Mi abuela, que era quiteña casada con un guayaquileño, siempre le ponía al seco de pollo dos pedazos de yuca y dos papas por plato. Esa receta llegó a mi casa y así me crié. Siempre que hago el seco de la abuelita, este debe tener todos los ingredientes: si no hay papas, no hay seco; y si no hay yuca, se descarta ese plato.
Soy de Quito, pero mi apellido pertenece a Guayaquil. No tengo idea de parentescos, y es algo que no me importa en lo más mínimo. Cuando me preguntan qué soy para el expresidente León Febres Cordero, contesto con la verdad: no tengo idea.
Lo que sí tengo claro es que mi abuelo era de allá. Dicen que era un hombre encantador, y eso le venía por Febres Cordero. Lo guapo y elegante le venía por Carbo. Crecí con un abuelo al que no conocí, pero que está presente en cada conversación, en cada anécdota, en cada comida. Mi abuela lo llamaba “mi Monito”, siempre refiriéndose a él como un ser maravilloso, y eso, decía ella, le venía por ser guayaquileño.
No he ido mucho a la Perla del Pacífico, pero la amo profundamente. La amo porque una parte de mí pertenece allá. Conozco Guayaquil gracias a Twitter. De ahí he sacado los mejores chistes. Tienen un humor maravilloso que me hace reír a carcajadas.
Sé que hay regionalismo. Lo he vivido mil veces por mi apellido, pero cuando se enteran que soy de Quito la sonrisa nos une.
La poca importancia que doy a la historia de mi ascendencia les sorprende, pero inmediatamente todo se olvida cuando empieza la conversación. Total, somos del mismo país. Tenemos el mismo idioma, aunque allá al esfero le dicen pluma y a las guaguas les dicen bebes (así, sin tilde). Nos entendemos a la perfección.
Guayaquil me ha dado puras alegrías y me ha llenado de orgullo. No soy directamente de allá, pero hasta cierto punto sí. Aunque de corazón soy del Deportivo Quito, cuando gana Barcelona me emociono en silencio. Odio el fútbol, pero no puedo evitar cierta empatía camuflada.
Guayaquil ahora no necesita pugnas ni politiquería. En estos momentos no necesita reclamos ni más reproches y no necesita ser señalada con el dedo. No, Guayaquil nos necesita a todos ahora, a todo el Ecuador unido, a políticos, que, aunque ideológicamente estén en desacuerdo, tienen que ponerse de acuerdo para buscar una solución.
Guayaquil necesita unión, fuerza de todo un país, porque ellos son el centro ahora, como en el terremoto de 2016 lo fue Manabí.
Cuentan que lo que más admiraban de mi abuelo era su orgullo de ser guayaco, y eso lo heredamos todos nosotros, un orgullo profundo de que Guayaquil pertenezca a Ecuador.
Vi, por Twitter, que indígenas de Colta enviaban un camión lleno de hojas de eucalipto para que la gente de allá se cure.

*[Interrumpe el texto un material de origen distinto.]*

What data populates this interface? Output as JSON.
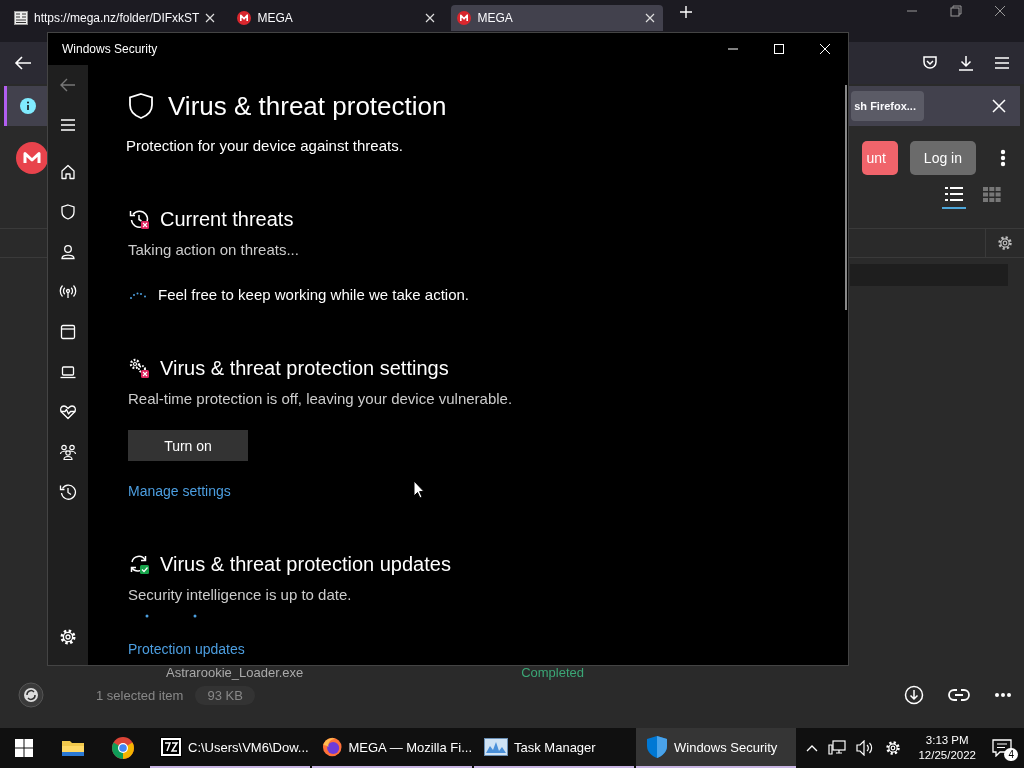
{
  "browser": {
    "tabs": [
      {
        "title": "https://mega.nz/folder/DIFxkST",
        "kind": "page",
        "selected": false
      },
      {
        "title": "MEGA",
        "kind": "mega",
        "selected": false
      },
      {
        "title": "MEGA",
        "kind": "mega",
        "selected": true
      }
    ],
    "notification": {
      "button": "sh Firefox..."
    },
    "header_buttons": [
      {
        "label": "unt",
        "kind": "primary"
      },
      {
        "label": "Log in",
        "kind": "secondary"
      }
    ],
    "view_modes": [
      {
        "kind": "list",
        "selected": true
      },
      {
        "kind": "grid",
        "selected": false
      }
    ],
    "transfer": {
      "file": "Astrarookie_Loader.exe",
      "status": "Completed"
    },
    "footer": {
      "selection": "1 selected item",
      "size": "93 KB"
    }
  },
  "security_window": {
    "title": "Windows Security",
    "nav": [
      {
        "kind": "back"
      },
      {
        "kind": "menu"
      },
      {
        "kind": "home"
      },
      {
        "kind": "shield"
      },
      {
        "kind": "account"
      },
      {
        "kind": "network"
      },
      {
        "kind": "app"
      },
      {
        "kind": "device"
      },
      {
        "kind": "health"
      },
      {
        "kind": "family"
      },
      {
        "kind": "history"
      },
      {
        "kind": "settings"
      }
    ],
    "page": {
      "title": "Virus & threat protection",
      "subtitle": "Protection for your device against threats.",
      "sections": [
        {
          "kind": "threats",
          "title": "Current threats",
          "status": "Taking action on threats...",
          "note": "Feel free to keep working while we take action."
        },
        {
          "kind": "settings",
          "title": "Virus & threat protection settings",
          "status": "Real-time protection is off, leaving your device vulnerable.",
          "button": "Turn on",
          "link": "Manage settings"
        },
        {
          "kind": "updates",
          "title": "Virus & threat protection updates",
          "status": "Security intelligence is up to date.",
          "link": "Protection updates"
        }
      ]
    }
  },
  "taskbar": {
    "apps": [
      {
        "kind": "explorer"
      },
      {
        "kind": "chrome"
      },
      {
        "kind": "archiver",
        "label": "C:\\Users\\VM6\\Dow...",
        "selected": false
      },
      {
        "kind": "firefox",
        "label": "MEGA — Mozilla Fi...",
        "selected": false
      },
      {
        "kind": "taskmanager",
        "label": "Task Manager",
        "selected": false
      },
      {
        "kind": "security",
        "label": "Windows Security",
        "selected": true
      }
    ],
    "clock": {
      "time": "3:13 PM",
      "date": "12/25/2022"
    },
    "notifications": "4"
  }
}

Tal vez ese sea el remedio, tal vez no, pero la intención es la que cuenta. La intención de hacer algo por el otro.
Sé que muchos me critican porque soy nacionalista, pero sí, soy extremadamente ecuatoriana. Amo las fusiones que este país me ha permitido, nos ha permitido. Y creo firmemente que comer encebollado con canguil es una delicia universal.

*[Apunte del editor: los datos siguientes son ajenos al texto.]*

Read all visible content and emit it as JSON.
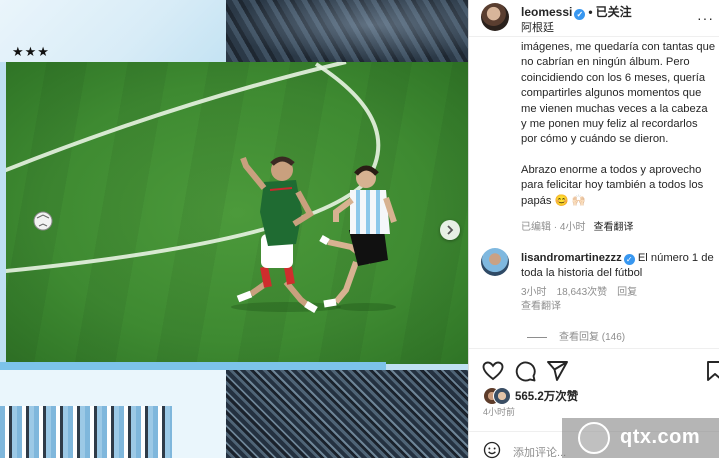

Y también creo que haber tenido un abuelo guayaquileño me permite decir que soy la mitad de allá, aunque la gente, que ama dividir y fraccionar todo, siempre me dice que no es la mitad, sino una cuarta parte nada más.
Pero eso no importa, porque ahora ante la arremetida del coronavirus puedo imaginarme su dolor. ¿Si fueran mis papás? ¿Y si fueran mis abuelos? ¿Y si fueran mis parientes? ¿Si fuera yo? Y siento su dolor.
Esa desesperación la siento como propia, porque en el fondo es propia. ¿Qué hago? ¿Cómo ayudo? Y la impotencia del encierro me carcome por completo.
El otro día, me enteré de que el restaurante Rincón del Guayaco está cerrado. La dueña se fue a Guayaquil a pasar un fin de semana antes de la cuarentena y ya no pudo regresar. Sin embargo, confío que pronto volverá a abrir su local, y cuando se termine todo esto volveré a comer un delicioso encebollado con canguil, por supuesto.